« Rêves de jeunesse » : parenthèse estivale dans une décharge
« Rêves de jeunesse » : parenthèse estivale dans une décharge
Par Mathieu Macheret
Le quatrième long-métrage d’Alain Raoust est un précipité désenchanté de la France contemporaine.
Voilà bientôt douze ans que l’on n’avait plus eu de nouvelles d’Alain Raoust, réalisateur parcimonieux né à Nice en 1966 et venu pas à pas à la fiction après des débuts dans la nébuleuse du cinéma expérimental des années 1980-1990. Rêves de jeunesse, son quatrième long-métrage seulement en vingt-sept ans, présenté en ouverture de l’ACID (Association du cinéma indépendant pour sa diffusion) lors du dernier Festival de Cannes, combine à la fois le portrait d’une jeune femme en devenir (à l’instar de La Vie sauve en 1998 ou de La Cage en 2002) et un précipité désenchanté de la France contemporaine, imaginant une hypothétique rencontre des affects politiques déçus de notre époque.
Salomé (l’excellente Salomé Richard), étudiante en ébénisterie, revient le temps d’un été dans le village des Alpes-de-Haute-Provence de son enfance, pour y travailler comme gardienne dans une déchetterie. Sur place, elle se retrouve livrée à elle-même au milieu d’une grande esplanade baignée de soleil et semée de trois bennes, sans autre logement valide qu’un van abandonné. Ce cul-de-sac isolé devient l’escale improvisée de plusieurs personnages en transit, tous aussi désorientés les uns que les autres et inadaptés aux temps qui courent. A commencer par l’éruptive Jessica (Estelle Mayer), candidate hors piste d’un jeu de télé-réalité intitulé « I Will Survive », bientôt suivie par Clément (Yoann Zimmer), jeune homme ténébreux dont le frère aîné a perdu la vie dans une ZAD (difficile de ne pas penser au cas de Rémi Fraisse), puis par un cycliste suicidaire (Jacques Bonnaffé) qui ne se pardonne pas d’avoir un jour cédé au vote d’extrême droite.

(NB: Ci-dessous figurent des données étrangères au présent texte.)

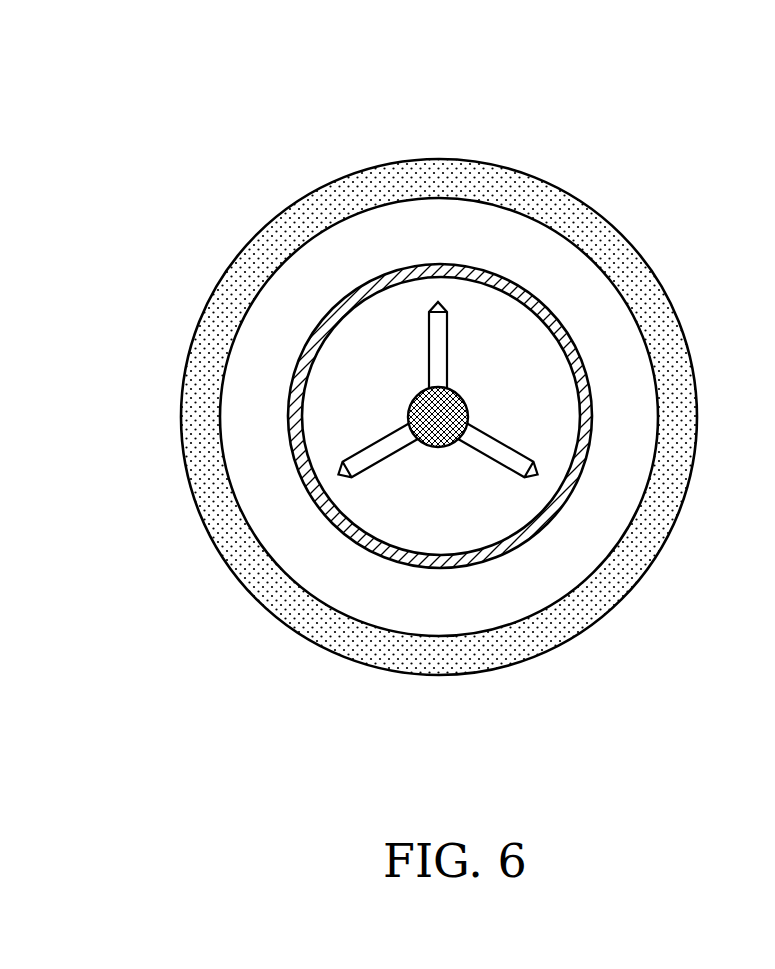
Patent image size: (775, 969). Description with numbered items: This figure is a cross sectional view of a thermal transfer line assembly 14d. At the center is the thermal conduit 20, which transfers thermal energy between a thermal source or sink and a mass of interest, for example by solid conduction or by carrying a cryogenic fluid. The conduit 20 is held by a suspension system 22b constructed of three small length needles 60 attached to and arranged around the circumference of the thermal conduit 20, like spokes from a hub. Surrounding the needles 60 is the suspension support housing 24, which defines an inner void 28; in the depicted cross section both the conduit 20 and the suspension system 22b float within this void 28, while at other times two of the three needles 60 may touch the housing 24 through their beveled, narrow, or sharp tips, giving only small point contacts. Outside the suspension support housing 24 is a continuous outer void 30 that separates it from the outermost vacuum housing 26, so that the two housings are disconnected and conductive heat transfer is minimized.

The assembly 14d is at (440, 372).
The vacuum housing 26 is at (610, 221).
The suspension support housing 24 is at (590, 383).
The suspension system 22b is at (429, 355).
The needles 60 is at (370, 453).
The inner void 28 is at (330, 480).
The outer void 30 is at (370, 592).
The thermal conduit 20 is at (438, 447).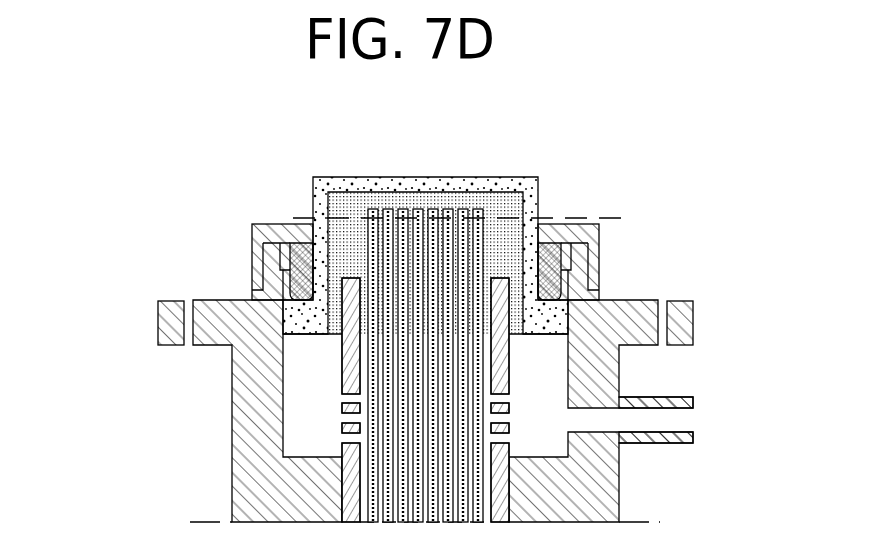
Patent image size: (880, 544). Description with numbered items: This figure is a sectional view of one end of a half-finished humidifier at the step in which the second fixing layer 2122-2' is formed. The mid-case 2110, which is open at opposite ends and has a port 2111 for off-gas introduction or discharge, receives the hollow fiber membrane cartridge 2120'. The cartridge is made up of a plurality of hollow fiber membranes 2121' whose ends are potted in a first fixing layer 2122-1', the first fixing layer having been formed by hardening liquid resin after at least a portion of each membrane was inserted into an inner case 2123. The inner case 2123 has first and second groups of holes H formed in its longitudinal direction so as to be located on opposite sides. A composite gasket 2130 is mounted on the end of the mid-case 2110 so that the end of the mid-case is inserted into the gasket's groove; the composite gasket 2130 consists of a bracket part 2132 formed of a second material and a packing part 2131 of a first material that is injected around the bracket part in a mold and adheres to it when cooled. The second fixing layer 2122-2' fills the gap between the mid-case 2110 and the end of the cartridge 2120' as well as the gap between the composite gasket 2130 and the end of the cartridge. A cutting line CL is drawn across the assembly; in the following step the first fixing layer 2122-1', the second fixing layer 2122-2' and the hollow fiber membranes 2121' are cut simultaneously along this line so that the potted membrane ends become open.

The mid-case 2110 is at (272, 494).
The port 2111 is at (645, 442).
The hollow fiber membrane cartridge 2120' is at (437, 303).
The hollow fiber membranes 2121' is at (425, 325).
The first fixing layer 2122-1' is at (435, 231).
The second fixing layer 2122-2' is at (425, 227).
The inner case 2123 is at (496, 278).
The composite gasket 2130 is at (352, 262).
The packing part 2131 is at (267, 237).
The bracket part 2132 is at (289, 280).
The holes H is at (340, 397).
The cutting line CL is at (474, 218).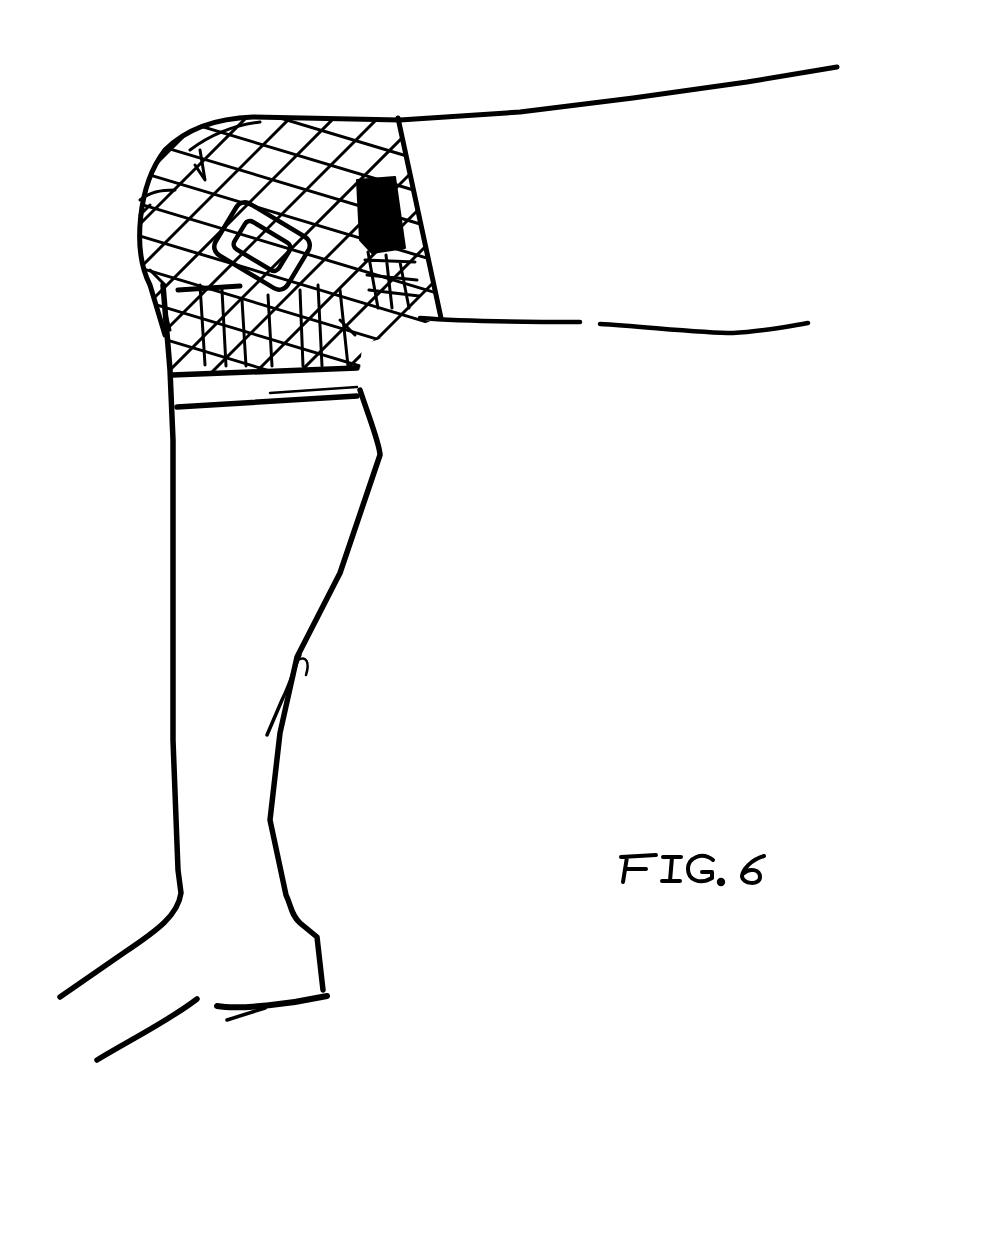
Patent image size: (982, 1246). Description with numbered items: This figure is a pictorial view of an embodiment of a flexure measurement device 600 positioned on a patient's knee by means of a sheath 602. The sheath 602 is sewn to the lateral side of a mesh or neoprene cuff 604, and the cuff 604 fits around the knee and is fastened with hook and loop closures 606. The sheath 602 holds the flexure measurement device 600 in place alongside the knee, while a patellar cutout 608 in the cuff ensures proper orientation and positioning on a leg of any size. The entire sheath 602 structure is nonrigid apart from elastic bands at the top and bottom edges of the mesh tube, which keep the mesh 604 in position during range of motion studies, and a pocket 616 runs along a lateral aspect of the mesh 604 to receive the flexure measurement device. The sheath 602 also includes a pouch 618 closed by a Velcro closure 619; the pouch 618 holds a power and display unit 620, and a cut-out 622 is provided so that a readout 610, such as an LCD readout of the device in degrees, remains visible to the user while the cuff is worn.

The flexure measurement device 600 is at (440, 120).
The sheath 602 is at (307, 260).
The mesh or neoprene cuff 604 is at (205, 178).
The hook and loop closures 606 is at (335, 175).
The patellar cutout 608 is at (165, 194).
The readout 610 is at (172, 410).
The pocket 616 is at (382, 178).
The pouch 618 is at (163, 277).
The Velcro closure 619 is at (167, 320).
The power and display unit 620 is at (165, 198).
The cut-out 622 is at (347, 325).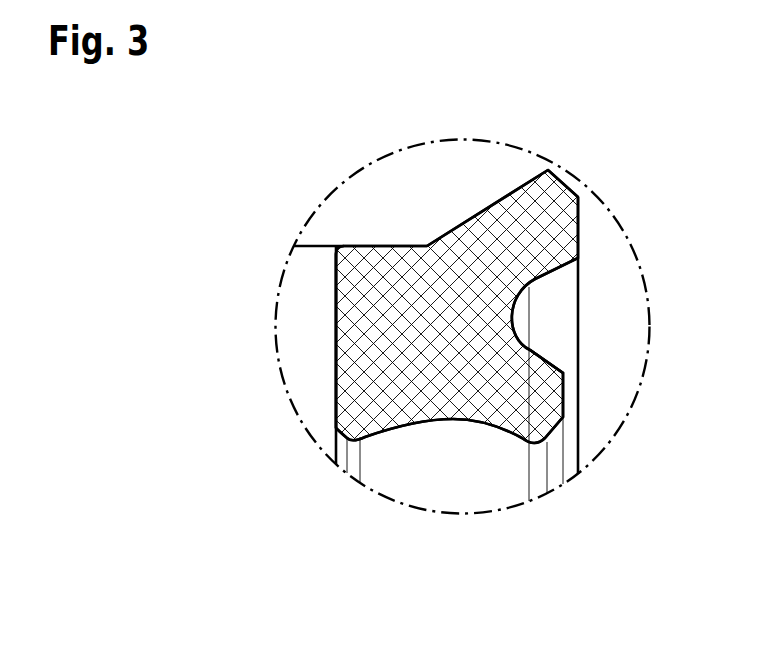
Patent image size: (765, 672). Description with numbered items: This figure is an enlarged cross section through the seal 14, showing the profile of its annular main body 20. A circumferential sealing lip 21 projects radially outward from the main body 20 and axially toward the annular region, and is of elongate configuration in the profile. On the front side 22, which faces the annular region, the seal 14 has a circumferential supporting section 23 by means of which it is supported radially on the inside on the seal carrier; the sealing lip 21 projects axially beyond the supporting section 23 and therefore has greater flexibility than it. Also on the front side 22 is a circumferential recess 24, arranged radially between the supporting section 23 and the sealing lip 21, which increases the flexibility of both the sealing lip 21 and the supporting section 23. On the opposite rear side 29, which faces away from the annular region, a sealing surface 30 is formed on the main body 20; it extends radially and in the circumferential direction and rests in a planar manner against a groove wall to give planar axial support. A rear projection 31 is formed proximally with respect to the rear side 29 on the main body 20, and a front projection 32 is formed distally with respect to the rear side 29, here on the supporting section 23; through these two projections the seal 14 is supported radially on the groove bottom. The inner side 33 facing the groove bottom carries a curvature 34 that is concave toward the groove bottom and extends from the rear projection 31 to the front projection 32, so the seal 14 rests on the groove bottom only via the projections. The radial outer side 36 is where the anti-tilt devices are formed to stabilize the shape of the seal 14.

The seal 14 is at (428, 295).
The main body 20 is at (382, 315).
The sealing lip 21 is at (562, 144).
The front side 22 is at (638, 335).
The supporting section 23 is at (614, 394).
The recess 24 is at (605, 313).
The rear side 29 is at (273, 384).
The sealing surface 30 is at (277, 293).
The rear projection 31 is at (288, 449).
The front projection 32 is at (518, 506).
The inner side 33 is at (402, 503).
The curvature 34 is at (466, 503).
The outer side 36 is at (487, 167).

Spectre d’une France malade
Ainsi, le décor de la décharge prend une signification plus large pour devenir, en quelque sorte, un terminus existentiel, voire civilisationnel, où échouent inopinément les êtres au rebut. Alain Raoust filme ce lieu sans qualité dans son étendue, son ouverture et son isolement, comme une sorte de poste-frontière reculé. Chacun des personnages porte en lui la marque d’une pression extérieure ou d’une injonction, de celles qu’une société française de plus en plus concurrentielle fait peser sur les individus. Pression qui se manifeste d’abord dans les mots : ceux de la patronne de Salomé, qui lui sert à son arrivée un panégyrique entrepreneurial béat et frelaté, sans pour autant tenir ses propres engagements ; ceux de Jessica, qui concourt pour devenir « premier de cordée » (le macronisme brocardé), avec à la clé l’espoir de décrocher la formation de ses rêves. A travers eux, se profile le spectre d’une France malade, dont les nouveaux modèles de réussite sont des leurres, ou ne font plus rêver.
Mais la décharge s’avère également le lieu d’une mémoire laissée en friche, contenant en creux la présence d’un disparu : le précédent gardien, Mathis, qui a laissé sur place toutes ses affaires, disques favoris et affiches de films, et dont la voix enregistrée sur une radiocassette réinvestit parfois les lieux. Cette place laissée vacante renferme sans doute la plus belle part du film, d’où surgissent une mémoire et un deuil partagés entre Salomé et Clément, desquels pourra naître leur propre histoire d’amour. Place vide, enfin, où vient aussi se loger quelque chose du regard d’Alain Raoust lui-même, né deux ans avant 1968 et qui observe ses jeunes protagonistes depuis la perspective d’une époque révolue.
Rêves de jeunesse ne s’abandonne pas seulement à cette pente mélancolique, mais vaut au contraire pour sa capacité à brasser les registres : excentricité comique, tendresse romantique, sensualité élégiaque… Puisqu’il n’est question ici que de trouver sa place, le film applique le principe à la lettre et laisse ses personnages déployer librement leur singularité, sans les enfermer dans une dramaturgie trop directive. Au risque parfois de ne tenir à pas grand-chose et d’accueillir des passages beaucoup plus inégaux (l’arrivée très histrionique de Jessica, le personnage du cycliste trop vite évacué). Ce côté un peu bancal, décoiffé, est aussi ce qui fait le charme de Rêves de jeunesse. Après tout, ses personnages ne sont pas réunis pour appliquer un programme, fût-il politique, mais pour occuper au mieux cette parenthèse estivale entre hier et demain : se réconforter, panser les plaies, éventuellement s’aimer, en tout cas faire un petit bout de chemin ensemble.